Walking around the rental car that Ben had parked behind her store, she hopped in her car and started the engine. It was still raining. Heavy downpours like the one earlier sent everyone home. Downtown became a ghost town. Angel hadn’t seen the point in keeping the store open and had looked forward to spending the afternoon and evening with Wolf. Obviously, that hadn’t worked out.
She pulled out of the alley and onto the road, not surprised that there wasn’t a car around, in spite of it being late afternoon. Her automatic headlights came on when she accelerated. The thick, overcast sky would make it dark earlier than usual tonight. Angel forced herself not to dwell on how her evening could have been.

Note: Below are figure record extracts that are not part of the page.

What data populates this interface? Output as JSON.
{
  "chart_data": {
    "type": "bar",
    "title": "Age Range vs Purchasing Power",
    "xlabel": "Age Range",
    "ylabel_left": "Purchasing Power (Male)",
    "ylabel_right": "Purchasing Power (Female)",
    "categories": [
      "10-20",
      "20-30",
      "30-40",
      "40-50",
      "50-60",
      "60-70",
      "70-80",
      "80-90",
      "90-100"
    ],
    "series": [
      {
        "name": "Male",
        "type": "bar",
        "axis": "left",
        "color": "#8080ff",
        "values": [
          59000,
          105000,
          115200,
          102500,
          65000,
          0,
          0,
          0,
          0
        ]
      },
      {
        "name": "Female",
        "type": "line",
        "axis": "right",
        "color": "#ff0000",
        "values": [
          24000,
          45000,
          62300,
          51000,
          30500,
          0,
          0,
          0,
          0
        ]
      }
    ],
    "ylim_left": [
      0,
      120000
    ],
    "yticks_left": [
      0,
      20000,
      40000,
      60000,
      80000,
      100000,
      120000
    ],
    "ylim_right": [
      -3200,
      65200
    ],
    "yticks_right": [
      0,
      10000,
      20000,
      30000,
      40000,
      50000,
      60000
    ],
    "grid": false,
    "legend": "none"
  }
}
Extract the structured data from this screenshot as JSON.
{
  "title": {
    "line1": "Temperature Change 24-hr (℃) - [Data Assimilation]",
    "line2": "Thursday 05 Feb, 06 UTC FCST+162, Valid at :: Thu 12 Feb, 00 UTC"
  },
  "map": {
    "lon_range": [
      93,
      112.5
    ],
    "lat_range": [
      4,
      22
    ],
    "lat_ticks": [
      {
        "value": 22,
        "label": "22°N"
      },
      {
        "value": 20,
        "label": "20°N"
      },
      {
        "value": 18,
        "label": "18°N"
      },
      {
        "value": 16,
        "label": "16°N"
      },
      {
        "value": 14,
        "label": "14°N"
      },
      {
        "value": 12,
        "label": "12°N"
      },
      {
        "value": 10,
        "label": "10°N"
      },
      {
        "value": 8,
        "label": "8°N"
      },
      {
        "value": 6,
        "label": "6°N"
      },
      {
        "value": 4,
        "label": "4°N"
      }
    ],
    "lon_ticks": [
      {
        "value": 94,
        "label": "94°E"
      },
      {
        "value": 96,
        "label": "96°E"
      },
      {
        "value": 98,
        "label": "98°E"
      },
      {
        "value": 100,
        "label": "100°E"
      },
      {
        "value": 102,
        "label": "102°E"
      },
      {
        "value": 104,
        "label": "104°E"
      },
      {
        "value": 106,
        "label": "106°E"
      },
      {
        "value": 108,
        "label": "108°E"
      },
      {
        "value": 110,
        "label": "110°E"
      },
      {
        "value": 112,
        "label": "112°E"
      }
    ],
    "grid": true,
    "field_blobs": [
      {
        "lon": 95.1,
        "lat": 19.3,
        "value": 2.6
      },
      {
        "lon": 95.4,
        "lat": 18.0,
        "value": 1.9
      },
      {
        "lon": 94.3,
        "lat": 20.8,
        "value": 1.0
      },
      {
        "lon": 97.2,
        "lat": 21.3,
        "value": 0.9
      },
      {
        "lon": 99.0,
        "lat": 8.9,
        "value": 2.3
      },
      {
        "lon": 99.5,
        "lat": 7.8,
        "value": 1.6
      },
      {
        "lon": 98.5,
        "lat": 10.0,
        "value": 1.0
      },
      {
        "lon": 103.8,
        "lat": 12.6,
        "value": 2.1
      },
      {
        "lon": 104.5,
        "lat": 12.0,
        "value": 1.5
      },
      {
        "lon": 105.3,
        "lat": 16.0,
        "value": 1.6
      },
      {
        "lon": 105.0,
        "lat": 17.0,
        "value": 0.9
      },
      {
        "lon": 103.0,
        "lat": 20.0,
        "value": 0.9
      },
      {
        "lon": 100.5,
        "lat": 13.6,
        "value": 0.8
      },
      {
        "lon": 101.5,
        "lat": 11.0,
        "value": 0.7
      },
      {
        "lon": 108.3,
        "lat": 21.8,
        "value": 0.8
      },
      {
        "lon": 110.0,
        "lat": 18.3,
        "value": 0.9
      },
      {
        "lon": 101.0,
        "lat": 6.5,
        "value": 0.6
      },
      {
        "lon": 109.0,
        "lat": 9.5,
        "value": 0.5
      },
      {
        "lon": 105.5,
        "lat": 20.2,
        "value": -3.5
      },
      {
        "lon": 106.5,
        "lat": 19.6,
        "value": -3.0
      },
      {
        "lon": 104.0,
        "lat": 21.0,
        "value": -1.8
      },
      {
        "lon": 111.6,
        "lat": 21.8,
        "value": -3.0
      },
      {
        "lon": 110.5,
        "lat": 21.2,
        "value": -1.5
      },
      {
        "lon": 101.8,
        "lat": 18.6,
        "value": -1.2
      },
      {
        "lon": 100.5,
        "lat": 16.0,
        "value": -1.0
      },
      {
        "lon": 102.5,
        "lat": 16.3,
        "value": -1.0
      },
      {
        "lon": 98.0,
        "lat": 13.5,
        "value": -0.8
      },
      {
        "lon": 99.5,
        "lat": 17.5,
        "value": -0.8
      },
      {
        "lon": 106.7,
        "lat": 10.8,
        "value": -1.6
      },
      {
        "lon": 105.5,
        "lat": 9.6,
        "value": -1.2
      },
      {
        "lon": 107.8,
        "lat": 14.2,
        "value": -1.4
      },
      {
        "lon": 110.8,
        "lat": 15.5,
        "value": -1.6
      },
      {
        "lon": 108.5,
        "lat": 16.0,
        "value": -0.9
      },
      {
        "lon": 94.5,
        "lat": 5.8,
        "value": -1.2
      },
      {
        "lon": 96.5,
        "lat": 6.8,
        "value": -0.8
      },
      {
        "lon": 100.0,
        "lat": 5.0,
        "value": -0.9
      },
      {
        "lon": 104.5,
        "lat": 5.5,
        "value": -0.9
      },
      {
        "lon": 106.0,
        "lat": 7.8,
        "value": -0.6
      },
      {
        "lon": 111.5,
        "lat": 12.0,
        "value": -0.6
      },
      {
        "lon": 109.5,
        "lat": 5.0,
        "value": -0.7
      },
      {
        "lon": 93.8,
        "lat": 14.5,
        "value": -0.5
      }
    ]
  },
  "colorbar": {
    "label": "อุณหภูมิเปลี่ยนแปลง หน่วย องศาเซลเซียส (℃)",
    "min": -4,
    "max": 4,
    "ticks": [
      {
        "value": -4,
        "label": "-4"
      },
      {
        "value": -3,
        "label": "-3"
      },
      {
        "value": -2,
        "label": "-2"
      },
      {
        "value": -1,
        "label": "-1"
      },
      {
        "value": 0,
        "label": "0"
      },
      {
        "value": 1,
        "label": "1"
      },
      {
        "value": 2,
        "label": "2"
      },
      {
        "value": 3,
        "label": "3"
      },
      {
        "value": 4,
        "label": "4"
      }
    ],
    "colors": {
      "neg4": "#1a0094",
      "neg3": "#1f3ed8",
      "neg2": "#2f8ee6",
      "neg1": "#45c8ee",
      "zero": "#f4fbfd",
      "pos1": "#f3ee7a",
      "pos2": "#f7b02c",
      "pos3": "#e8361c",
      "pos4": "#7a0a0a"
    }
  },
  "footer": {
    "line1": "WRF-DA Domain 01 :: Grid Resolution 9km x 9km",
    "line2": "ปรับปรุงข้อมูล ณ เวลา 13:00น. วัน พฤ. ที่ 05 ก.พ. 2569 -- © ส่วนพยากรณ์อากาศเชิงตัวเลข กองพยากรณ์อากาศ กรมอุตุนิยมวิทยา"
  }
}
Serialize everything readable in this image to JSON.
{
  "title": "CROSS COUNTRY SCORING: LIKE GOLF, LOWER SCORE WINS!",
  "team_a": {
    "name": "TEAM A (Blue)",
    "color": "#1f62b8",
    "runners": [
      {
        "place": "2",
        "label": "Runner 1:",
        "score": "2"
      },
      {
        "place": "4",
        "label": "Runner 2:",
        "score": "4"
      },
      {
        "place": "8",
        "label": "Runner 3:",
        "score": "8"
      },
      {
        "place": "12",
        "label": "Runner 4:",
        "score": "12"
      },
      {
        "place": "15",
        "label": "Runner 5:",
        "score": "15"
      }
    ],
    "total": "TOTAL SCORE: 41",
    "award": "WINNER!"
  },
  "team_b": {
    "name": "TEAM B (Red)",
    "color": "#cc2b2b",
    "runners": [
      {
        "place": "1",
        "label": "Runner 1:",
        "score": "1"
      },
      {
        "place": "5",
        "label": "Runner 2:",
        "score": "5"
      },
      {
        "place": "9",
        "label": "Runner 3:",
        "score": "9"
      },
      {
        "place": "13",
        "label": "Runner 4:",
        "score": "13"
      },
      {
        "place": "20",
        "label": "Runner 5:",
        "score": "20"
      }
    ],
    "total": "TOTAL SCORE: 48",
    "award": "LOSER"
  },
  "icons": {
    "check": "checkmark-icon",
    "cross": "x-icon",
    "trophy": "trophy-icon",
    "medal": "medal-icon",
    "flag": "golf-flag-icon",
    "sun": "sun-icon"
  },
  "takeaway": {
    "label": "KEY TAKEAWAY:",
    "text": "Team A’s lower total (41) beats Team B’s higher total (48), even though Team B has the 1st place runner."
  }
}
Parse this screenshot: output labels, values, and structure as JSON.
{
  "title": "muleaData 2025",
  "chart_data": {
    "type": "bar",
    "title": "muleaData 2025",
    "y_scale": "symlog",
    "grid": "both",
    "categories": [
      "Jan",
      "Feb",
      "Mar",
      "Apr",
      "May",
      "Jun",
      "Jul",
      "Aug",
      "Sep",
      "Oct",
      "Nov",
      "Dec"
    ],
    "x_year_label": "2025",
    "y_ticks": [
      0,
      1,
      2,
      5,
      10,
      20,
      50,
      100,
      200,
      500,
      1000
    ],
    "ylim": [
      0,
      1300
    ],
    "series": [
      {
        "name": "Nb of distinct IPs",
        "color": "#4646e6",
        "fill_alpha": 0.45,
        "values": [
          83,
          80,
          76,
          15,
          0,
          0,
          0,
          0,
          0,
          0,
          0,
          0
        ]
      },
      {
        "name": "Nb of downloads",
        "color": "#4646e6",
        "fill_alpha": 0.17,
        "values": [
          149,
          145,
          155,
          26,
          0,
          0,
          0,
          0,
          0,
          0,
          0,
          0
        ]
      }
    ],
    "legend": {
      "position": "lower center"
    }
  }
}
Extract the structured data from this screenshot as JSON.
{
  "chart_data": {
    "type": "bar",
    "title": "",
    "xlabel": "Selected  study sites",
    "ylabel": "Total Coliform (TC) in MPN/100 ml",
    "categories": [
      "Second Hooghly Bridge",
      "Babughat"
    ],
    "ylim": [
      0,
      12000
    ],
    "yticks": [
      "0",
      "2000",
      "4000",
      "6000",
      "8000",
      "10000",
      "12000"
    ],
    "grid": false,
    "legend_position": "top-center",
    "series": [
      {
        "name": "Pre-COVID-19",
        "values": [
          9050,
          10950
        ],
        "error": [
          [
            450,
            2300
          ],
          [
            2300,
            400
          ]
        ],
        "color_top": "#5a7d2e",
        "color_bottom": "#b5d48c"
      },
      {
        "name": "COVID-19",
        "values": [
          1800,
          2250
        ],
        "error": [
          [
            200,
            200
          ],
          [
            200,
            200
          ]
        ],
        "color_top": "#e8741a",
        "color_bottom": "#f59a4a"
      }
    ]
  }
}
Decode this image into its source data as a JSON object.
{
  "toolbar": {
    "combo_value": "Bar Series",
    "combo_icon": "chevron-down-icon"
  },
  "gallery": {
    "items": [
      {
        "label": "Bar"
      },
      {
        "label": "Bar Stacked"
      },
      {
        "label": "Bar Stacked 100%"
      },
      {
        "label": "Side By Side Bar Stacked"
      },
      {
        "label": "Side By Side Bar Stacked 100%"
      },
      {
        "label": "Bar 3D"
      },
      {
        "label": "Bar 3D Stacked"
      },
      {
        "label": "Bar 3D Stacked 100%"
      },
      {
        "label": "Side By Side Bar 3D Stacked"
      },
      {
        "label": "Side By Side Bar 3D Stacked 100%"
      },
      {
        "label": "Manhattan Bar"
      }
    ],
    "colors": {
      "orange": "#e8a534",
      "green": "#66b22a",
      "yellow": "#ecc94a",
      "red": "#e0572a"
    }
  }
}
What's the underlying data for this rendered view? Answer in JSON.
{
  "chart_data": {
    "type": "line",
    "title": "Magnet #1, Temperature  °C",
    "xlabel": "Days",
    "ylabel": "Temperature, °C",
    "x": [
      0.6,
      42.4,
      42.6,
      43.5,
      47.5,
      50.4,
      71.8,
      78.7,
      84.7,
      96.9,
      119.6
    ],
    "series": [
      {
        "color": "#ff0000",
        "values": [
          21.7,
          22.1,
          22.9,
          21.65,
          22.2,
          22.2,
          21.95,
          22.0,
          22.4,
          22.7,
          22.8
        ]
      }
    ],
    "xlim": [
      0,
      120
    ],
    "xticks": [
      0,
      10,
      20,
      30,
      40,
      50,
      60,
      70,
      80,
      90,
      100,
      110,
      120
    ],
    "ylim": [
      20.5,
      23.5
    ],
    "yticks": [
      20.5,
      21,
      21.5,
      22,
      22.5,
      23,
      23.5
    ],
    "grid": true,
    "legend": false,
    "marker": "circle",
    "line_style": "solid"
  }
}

Zoey was hurt. Wolf didn’t have to tell her for her to know. Angel didn’t have to ask how or why. She would have liked to know, however, how badly. A few details would have been nice. Obviously, it was bad enough that Wolf was taking her to the hospital. Angel accelerated just over the speed limit, not wanting to give any of the cops in Zounds reason to pull her over. There were enough of them already on Cortez’s payroll.
It would only take a few minutes to get to the small hospital. Angel worried about Zoey, but her thoughts were also distracted by Wolf. She thought about it as she sat at a red light, the small hospital in sight. She’d known Wolf just under two weeks now. In that short time their relationship had flown off the charts. All charts. Sexual and emotional. God, just thinking about the sex, the many places they had fucked in the past two weeks, took all chill out of the air. The emotional part, well, that wasn’t quite as easy to figure out. It might have been better if she had kept it just sexual. But damn it, the man had crawled under her skin.
Angel really liked Wolf a lot. It was more than him being so handy around her store. They just worked well together, like a perfect fit. She and Wolf would talk to each other all day in between customers. If she got busy, the moment there was a lull in business, he’d pick up the conversation right where they’d left off. It was as if he really enjoyed her company and couldn’t wait for the next opportunity to spend time alone with her. Should she focus on training Wolf to not run out the door when someone called?